Jan 14 2010 Update. Wow, Morin really outdoes himself. Here’s his comment about troll irony:

There is something about trolling that I find tremendously relevant to pragmatics on the web: trolls’ intricate use of irony. As Milo Price points out, trolling can be extremely diffuse and lacking in agressivity, sometimes to the point of being undetectable – just like socratic irony. Trolls have a distinctly ironic argumentative style. What does that tell us about pragmatics on the web?

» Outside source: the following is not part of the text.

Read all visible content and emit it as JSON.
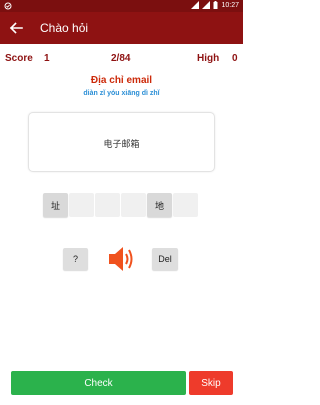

From a pragmatic standpoint, irony is essentially allusive and multilayered (you basically allude to something you or someone else might have in mind). That is why irony typically requires a rich shared background if it is to work at all. For example, a sentence like ‘your boyfriend has a nice new haircut’ can be ironic if told to someone whose boyfriend is completely bald, by someone who knows that. Common knowledge of what makes the sentence ironic is essential. But some forms of irony are more multilayered than others. Note that the more multilayered the irony, the more common knowledge you need to make sense of it. Troll jokes, like the French ‘mer il est fou’ (“bu he’s mad”) are typically ironic to the 3d or 4th degree.

Such heavily multilayered jokes require a rich shared communicative background to be made sense of. True, Trolls use them once in a while to make fun of disoriented victims who just don’t grasp the irony (this is par of what makes ‘everything is serious on the internet’ funny). But they are also popular among non-trolls in communities like 4chan, where they work like shibboleths.

Troll irony, as I see it, is richer and requires more pragmatic skills than most instances of irony. This belies the common picture of cyberspace as the realm of conversational pathology. Sick arguments do occur on the web, but they also occur around dinner tables, at any bar’s counter, at coffee breaks, etc. I remember reading, from a sociolinguist, the record of a live conversation between two people, A and B; A argued that the Chinese cannot smash at ping-pong. B disagreed and asked for reasons. Well, A replied, the Chinese don’t know how to hold a racket. Then what, B enquired, would the right way of holding a racket be, given that some of the world’s best ping-pong player go for the ‘wrong’ way? There is no right answer, A replied, because table tennis is not a real sport anyways. The discussion then proceeded to sink in the quagmire of ‘Let’s define sport’.

The big difference between these conversations and those that take place on the web is that they will, most of the time, go unrecorded. We often take part in such silly conversations, we just didn’t realize it untill chats could be written down.